James D. Englehardt, Ph.D., P.E.
Professor, Environmental Engineering
University of Miami

will present

Why Does North America Have the Highest Cancer Rate in the World?
A Suggested Alternative to the Central Limit Theorem in Nonlinear Correlated Systems and Networks and Its Use in Dose-response Assessment

Friday, April 25, 2008, 4:30pm
Ungar Room 402


Abstract: The magnitudes of hurricanes, solar flares, citation rates, web connections, illness severities, and many other complex system outcomes are observed to have asymptotic power law distributions. However, power laws typically require truncation or empirical cutoff, often requiring additional parameters. The Weibull form on the other hand has been shown to model a broad range of complex system outcome sizes directly.
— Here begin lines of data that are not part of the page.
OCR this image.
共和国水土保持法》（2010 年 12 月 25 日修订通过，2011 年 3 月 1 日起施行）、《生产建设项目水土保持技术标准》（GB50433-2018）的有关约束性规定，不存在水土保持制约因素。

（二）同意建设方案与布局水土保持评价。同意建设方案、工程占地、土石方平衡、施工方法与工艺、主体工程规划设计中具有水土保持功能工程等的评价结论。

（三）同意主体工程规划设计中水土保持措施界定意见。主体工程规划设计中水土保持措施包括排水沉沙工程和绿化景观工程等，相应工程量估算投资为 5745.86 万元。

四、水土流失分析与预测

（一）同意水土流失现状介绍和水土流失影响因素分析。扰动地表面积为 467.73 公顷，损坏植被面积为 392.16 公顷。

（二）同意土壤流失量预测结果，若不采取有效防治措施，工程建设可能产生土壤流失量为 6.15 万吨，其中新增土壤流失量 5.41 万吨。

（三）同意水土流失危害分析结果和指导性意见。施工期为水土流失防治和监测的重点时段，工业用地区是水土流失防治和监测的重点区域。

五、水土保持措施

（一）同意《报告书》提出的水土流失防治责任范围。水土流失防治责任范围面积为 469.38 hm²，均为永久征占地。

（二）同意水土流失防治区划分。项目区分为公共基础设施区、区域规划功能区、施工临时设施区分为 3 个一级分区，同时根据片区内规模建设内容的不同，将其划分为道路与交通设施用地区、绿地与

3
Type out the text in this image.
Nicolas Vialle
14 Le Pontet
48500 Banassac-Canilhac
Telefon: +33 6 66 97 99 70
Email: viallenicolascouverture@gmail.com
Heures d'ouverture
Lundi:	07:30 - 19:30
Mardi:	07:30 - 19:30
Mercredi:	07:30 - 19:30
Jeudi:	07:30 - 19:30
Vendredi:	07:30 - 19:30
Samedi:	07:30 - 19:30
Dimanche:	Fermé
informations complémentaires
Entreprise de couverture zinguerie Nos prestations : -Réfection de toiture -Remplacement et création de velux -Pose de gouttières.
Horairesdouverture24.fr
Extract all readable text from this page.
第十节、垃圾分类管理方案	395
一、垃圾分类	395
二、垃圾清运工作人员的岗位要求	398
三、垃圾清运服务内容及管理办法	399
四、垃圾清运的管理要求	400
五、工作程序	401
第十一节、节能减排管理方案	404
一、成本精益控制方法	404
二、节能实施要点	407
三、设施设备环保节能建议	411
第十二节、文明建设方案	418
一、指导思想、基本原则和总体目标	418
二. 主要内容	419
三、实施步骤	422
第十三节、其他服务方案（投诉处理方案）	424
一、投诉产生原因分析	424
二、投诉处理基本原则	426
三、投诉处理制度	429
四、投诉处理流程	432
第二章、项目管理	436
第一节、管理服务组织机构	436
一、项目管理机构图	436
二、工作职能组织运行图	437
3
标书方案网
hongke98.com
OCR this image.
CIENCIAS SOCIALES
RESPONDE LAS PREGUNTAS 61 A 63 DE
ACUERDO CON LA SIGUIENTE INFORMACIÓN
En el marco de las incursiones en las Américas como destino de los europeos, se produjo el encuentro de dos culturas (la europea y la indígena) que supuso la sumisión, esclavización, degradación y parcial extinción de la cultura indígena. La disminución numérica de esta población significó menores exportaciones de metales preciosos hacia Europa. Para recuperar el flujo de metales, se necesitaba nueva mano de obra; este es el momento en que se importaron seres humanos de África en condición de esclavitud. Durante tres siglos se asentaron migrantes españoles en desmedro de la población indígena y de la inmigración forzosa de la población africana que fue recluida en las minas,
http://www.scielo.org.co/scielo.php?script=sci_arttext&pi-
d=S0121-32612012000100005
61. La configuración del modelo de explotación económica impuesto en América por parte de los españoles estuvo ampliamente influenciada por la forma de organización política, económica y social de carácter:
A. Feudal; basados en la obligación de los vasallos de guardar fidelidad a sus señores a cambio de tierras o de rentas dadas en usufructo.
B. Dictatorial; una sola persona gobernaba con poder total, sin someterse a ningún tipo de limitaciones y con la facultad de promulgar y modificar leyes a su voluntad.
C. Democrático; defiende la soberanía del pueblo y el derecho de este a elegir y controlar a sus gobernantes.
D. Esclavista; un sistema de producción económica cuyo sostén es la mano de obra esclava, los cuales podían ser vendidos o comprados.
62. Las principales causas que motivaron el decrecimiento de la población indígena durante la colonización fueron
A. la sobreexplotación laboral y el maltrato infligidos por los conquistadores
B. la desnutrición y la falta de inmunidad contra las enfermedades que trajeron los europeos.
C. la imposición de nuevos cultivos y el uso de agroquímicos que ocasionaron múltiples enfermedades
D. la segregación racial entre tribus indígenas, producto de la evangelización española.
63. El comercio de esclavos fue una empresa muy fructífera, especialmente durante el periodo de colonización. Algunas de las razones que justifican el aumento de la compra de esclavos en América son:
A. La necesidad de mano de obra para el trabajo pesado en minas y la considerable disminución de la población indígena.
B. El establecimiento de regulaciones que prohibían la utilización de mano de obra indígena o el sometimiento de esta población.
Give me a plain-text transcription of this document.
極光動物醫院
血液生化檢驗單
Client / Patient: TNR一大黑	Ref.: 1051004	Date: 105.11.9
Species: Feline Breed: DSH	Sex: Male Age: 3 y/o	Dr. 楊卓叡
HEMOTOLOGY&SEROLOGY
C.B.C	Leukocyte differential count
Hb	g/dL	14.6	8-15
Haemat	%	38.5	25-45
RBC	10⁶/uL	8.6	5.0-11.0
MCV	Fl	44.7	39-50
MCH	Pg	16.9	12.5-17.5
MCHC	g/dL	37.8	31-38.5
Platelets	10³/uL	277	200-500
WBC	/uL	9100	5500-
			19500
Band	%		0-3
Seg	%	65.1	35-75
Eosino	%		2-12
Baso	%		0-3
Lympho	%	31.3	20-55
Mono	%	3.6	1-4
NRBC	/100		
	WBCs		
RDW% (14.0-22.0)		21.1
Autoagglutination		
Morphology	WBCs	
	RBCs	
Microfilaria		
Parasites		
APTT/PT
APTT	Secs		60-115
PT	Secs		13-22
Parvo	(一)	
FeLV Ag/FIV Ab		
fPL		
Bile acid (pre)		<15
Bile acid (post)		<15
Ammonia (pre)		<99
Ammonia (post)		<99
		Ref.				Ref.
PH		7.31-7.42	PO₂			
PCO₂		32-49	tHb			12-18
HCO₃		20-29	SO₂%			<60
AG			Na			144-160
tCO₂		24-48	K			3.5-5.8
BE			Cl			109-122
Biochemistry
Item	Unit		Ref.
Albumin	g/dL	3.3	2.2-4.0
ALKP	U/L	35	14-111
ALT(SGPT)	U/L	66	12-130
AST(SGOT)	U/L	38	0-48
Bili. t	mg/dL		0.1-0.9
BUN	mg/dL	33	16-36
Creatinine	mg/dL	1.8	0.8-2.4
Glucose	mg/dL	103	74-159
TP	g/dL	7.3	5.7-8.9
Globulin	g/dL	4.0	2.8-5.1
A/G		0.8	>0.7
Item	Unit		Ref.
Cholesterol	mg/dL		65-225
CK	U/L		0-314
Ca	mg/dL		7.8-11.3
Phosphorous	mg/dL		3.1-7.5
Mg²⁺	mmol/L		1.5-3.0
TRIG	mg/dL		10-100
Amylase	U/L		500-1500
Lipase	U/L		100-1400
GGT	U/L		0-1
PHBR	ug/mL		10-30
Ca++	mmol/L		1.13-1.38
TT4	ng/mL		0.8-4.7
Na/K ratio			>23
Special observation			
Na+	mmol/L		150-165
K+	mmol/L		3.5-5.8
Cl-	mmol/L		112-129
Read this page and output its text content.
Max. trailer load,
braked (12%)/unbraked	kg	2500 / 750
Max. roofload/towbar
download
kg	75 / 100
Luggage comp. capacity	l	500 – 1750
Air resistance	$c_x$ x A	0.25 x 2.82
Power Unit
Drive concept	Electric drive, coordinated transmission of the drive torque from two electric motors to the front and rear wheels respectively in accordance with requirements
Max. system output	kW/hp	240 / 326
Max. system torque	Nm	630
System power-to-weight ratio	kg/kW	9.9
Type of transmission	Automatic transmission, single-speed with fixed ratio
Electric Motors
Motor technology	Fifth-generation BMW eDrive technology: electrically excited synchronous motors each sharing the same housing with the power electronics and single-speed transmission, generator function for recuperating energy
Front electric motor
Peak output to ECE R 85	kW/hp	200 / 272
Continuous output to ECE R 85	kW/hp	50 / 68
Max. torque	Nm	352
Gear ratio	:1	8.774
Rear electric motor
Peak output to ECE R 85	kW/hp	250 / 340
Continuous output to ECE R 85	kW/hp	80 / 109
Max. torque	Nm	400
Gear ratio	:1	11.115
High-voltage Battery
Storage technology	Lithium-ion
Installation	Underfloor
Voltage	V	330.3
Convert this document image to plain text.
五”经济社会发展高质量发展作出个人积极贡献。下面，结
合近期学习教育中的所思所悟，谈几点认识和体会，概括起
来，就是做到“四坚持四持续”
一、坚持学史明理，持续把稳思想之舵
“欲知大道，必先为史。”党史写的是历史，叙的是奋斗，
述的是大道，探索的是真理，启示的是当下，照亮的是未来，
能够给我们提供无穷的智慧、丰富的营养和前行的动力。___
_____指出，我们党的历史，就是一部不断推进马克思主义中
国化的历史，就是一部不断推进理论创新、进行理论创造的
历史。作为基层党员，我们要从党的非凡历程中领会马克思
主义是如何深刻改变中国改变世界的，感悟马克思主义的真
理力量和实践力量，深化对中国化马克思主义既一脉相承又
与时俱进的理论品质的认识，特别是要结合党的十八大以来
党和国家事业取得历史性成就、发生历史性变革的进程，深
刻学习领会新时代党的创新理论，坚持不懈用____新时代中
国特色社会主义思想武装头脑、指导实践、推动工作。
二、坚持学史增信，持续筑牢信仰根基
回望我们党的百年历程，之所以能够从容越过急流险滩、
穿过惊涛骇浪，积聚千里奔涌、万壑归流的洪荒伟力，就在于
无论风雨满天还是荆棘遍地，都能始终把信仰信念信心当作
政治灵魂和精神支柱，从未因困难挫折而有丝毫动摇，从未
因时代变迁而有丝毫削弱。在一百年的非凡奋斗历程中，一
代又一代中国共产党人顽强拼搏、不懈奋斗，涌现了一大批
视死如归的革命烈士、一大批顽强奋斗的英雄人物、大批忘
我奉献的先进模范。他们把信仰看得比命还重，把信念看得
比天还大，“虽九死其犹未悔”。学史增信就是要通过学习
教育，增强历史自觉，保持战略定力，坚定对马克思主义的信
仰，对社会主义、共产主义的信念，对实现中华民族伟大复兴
Weibull-form distributions, continuous and proposed discrete, will be shown in this talk to be stable, attracting distributions of outcome size in multiplicative, correlated systems. Multiplicative systems are considered zeroth order models of many complex systems, and system outcome causes are typically inter-related and correlated. And while power laws are also multiplicatively stable in correlated systems, the Weibull emerges naturally from finite-mean, exponentially-distributed cause sizes. Also, in well-correlated systems even sums tend towards the parent distribution. Thus, the Weibull form may have generality in nonlinear correlated systems analogous to that of the Gaussian in linear independent systems. Accordingly, the Weibull is suggested with simple models to simulate nonlinear system outcomes such as simulated illness severities. A corresponding emergent multivariate dose-response function for chemical mixtures is then derived, accounting for covariance structure. The result is validated versus data on chloroform-induced liver necrosis in mice, and toluene/benzene-induced embryo mortality in Japanese medaka. Further empirical verification is suggested, with the goal of timely predictive Bayesian dose-response assessments based on available and possibly conflicting information, to shed light on chemical drivers of cancer and other disease.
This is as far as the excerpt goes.